RE: Questions on MCTB
Answer
2/1/12 10:20 AM as a reply to Daniel M. Ingram.
Daniel M. Ingram:
Try reading the book first...

Fair enough. I can see that the theory is that much of this can be "understood" only if "experienced". So I'll try to read/do first, and then question later.

But it is hard! I have questions screaming at me from every page. Holding my tongue isn't going to be easy emoticon

RE: Questions on MCTB
Answer
2/1/12 12:12 PM as a reply to Johnny Froth.
I have questions screaming at me from every page. Holding my tongue isn't going to be easy.

That feeling is all too familiar...but it's sooooooo much more revealing and profound to have a lot of these questions answered by direct experience, which many of them will be if you can continually, simply and naturally observe your ongoing sensate experience. It's easy to overthink things but the noting technique, if that's what you're doing which is what I'm assuming based on your other posts, is so simple that, at first at least, there's a tendency to think "Surely that's not all I need to do?" which then leads to going off on all sorts of unhelpful tangents!

Stick to the instructions, it's annoyingly easy but the changes it leads to are evident once you really get into it; note whatever you notice as happening right now, see how any and all phenomena can be seen, over and over again, to be devoid of any self/observer/watcher, how they all just arise and pass away without "you" having to make it so, and how, if you try to either hold on to phenomena through attraction or distance yourself from it through aversion, it leads to discontent and dissatisfaction. Why? Because you've already seen, through the other two characteristics, that those very phenomena, in all their empty, transient glory, can't ever satisfy you or lead to a happiness not dependent on more of the same empty, transient conditions.

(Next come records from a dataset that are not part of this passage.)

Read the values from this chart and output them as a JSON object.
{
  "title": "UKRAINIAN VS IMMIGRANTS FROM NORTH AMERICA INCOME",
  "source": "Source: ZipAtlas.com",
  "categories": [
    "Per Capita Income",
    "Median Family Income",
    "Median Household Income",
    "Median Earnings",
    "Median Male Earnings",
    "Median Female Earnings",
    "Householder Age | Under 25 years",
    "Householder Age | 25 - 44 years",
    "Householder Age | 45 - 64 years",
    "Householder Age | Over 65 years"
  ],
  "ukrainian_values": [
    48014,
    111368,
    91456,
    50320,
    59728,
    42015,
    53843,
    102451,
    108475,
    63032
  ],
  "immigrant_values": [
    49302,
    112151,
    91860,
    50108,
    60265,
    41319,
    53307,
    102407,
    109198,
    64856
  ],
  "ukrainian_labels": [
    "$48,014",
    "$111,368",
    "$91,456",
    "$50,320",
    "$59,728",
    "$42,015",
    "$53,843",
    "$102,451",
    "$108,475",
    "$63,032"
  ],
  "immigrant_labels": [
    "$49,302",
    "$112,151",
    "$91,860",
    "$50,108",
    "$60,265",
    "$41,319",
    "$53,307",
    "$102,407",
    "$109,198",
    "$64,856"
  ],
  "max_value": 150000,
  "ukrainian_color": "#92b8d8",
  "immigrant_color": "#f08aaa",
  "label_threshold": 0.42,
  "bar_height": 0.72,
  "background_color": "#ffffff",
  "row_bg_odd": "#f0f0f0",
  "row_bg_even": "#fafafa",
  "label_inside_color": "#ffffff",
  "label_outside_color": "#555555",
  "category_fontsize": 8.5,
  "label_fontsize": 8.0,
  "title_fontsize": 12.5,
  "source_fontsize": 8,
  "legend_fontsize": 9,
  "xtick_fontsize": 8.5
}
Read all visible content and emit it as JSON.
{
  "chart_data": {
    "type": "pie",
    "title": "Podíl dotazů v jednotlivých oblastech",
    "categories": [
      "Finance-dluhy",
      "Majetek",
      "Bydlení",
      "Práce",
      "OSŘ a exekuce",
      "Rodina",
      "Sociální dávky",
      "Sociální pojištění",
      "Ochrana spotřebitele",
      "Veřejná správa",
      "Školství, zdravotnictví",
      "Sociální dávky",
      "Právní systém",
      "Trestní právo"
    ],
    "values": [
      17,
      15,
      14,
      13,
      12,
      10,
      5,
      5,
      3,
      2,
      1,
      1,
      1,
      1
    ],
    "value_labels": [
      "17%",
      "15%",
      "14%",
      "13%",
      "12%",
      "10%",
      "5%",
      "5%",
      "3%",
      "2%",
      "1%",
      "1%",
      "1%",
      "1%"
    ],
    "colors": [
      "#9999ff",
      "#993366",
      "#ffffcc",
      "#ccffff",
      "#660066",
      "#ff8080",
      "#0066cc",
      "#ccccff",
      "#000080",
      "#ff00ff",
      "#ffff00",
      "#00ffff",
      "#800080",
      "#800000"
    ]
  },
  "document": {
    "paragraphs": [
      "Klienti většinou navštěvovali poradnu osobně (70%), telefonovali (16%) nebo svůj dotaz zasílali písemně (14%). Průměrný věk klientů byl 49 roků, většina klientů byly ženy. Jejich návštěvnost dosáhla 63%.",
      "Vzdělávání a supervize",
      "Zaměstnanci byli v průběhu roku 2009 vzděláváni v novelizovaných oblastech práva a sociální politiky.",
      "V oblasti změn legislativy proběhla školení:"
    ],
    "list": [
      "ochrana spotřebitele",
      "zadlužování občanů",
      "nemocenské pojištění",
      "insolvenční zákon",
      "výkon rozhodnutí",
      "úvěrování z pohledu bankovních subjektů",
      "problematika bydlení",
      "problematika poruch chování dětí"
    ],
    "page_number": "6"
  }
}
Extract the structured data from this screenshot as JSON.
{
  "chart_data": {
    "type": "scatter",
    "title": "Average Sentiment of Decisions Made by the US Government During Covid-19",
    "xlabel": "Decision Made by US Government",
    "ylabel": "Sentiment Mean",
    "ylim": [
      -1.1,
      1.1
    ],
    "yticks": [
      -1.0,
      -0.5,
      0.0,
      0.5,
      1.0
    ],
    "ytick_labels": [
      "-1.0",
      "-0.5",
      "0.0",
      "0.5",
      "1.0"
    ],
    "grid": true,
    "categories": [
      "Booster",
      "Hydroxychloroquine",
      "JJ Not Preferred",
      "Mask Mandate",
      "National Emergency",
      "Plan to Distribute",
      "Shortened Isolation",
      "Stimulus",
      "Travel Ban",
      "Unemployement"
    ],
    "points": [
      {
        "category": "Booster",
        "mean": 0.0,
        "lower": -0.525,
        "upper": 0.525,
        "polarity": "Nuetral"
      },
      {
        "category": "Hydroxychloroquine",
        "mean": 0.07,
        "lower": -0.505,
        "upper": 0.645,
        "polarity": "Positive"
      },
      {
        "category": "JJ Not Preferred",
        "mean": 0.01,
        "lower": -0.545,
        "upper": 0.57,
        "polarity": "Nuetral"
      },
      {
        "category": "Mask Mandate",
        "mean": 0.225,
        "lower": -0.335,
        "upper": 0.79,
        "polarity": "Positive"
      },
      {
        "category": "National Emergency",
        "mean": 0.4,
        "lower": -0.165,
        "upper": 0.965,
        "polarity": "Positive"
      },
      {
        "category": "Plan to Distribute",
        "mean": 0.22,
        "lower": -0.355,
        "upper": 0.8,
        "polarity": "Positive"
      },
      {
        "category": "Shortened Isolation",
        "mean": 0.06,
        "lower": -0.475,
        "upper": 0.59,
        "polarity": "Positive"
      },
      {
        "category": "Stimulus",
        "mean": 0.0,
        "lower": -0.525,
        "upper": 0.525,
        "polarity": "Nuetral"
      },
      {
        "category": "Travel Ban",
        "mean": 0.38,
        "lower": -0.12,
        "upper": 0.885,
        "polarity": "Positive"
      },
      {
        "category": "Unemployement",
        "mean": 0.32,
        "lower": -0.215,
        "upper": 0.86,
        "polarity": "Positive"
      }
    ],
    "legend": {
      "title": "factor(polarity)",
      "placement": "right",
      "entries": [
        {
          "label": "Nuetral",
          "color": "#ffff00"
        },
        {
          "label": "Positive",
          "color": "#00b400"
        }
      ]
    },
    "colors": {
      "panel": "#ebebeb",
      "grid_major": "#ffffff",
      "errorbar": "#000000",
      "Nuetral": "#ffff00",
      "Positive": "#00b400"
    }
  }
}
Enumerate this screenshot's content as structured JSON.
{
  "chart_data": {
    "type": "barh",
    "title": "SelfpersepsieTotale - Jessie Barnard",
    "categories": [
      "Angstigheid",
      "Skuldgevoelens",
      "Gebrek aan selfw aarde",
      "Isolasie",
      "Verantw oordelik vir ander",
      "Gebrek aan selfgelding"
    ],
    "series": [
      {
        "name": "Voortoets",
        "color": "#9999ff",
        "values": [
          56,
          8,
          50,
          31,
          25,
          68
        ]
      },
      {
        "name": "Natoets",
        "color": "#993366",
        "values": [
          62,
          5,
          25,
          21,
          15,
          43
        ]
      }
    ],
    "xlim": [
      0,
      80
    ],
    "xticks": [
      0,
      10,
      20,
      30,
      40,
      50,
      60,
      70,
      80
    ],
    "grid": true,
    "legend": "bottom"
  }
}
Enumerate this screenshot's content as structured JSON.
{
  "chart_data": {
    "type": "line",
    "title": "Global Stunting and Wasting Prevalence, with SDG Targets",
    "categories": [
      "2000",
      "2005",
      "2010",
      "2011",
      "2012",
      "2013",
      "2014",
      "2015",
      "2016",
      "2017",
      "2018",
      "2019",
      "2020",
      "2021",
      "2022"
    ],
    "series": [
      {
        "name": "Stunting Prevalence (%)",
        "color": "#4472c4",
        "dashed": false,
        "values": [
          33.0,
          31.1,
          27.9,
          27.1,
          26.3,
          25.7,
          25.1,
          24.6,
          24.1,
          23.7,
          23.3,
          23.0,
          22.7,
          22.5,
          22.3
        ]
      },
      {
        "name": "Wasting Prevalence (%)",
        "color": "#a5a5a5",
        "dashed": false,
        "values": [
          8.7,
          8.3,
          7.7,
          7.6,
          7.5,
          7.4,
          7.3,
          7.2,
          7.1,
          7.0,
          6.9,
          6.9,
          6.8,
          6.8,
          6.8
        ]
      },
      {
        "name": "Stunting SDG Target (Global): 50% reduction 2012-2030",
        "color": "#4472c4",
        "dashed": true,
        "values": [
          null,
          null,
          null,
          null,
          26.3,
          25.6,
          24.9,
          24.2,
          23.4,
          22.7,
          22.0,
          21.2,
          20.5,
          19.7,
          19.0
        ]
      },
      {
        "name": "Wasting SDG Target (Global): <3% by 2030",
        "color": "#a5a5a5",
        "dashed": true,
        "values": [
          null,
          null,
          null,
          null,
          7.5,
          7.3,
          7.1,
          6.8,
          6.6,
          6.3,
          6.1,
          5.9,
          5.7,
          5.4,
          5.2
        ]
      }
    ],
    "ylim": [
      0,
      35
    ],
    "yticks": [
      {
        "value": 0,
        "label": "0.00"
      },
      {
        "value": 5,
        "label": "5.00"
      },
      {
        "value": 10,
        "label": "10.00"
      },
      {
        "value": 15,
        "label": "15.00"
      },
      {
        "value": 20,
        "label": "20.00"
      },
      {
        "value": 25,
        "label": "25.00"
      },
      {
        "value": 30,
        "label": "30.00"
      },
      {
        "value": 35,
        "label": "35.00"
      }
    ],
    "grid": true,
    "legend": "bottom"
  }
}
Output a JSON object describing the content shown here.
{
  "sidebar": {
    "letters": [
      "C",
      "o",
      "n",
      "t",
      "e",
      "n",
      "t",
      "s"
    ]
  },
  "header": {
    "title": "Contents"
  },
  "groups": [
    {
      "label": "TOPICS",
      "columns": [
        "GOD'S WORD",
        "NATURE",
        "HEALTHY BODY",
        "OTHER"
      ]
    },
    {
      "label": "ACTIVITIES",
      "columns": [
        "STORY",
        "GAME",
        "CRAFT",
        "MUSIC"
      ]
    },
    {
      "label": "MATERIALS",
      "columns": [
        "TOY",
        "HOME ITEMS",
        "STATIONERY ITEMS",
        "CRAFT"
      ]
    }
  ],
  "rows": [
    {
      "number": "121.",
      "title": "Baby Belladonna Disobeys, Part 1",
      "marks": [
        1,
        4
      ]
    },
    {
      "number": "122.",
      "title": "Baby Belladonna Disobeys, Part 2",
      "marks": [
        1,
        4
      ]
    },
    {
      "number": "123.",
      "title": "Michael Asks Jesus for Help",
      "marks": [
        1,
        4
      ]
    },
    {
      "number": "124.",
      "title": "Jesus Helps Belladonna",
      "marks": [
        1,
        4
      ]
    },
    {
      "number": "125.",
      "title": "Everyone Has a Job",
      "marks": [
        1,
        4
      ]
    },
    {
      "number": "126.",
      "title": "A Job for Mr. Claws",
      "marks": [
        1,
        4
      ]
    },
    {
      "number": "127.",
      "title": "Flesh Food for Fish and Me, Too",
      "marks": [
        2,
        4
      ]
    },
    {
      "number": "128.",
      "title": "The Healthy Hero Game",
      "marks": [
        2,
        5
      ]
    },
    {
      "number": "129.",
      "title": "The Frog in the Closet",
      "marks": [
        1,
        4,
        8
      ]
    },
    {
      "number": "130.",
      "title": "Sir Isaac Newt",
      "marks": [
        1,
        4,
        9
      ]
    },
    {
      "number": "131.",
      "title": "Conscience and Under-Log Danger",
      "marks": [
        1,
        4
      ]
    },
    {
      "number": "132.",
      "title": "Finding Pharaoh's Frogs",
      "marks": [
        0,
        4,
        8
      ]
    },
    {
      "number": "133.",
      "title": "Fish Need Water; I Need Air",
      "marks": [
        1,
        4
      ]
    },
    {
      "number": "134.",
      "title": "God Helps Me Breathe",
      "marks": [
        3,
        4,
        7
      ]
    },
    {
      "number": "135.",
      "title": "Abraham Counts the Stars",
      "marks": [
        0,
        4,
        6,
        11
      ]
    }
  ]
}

Here's a few useful links which might help you with the more practically orientated questions, mainly found on Nikolai's blog:

Nick's own experience of noting, which has a lot of useful pointers and real-life details.
Fast noting.
Detailed noting.

Now, get a practice thread up and tell us what's happening in your sits! emoticon

RE: Questions on MCTB
Answer
2/1/12 2:33 PM as a reply to Tommy M.
Tommy M:
Now, get a practice thread up and tell us what's happening in your sits! emoticon


I have, it's here.

RE: Questions on MCTB
Answer
2/1/12 2:51 PM as a reply to Johnny Froth.
I have, it's here.

Good man, I've bookmarked it so if I think of anything useful to suggest then I'll post it directly to your blog.

Sounds quite good so far, a few clear indicators of progress as far as I can see so keep it up!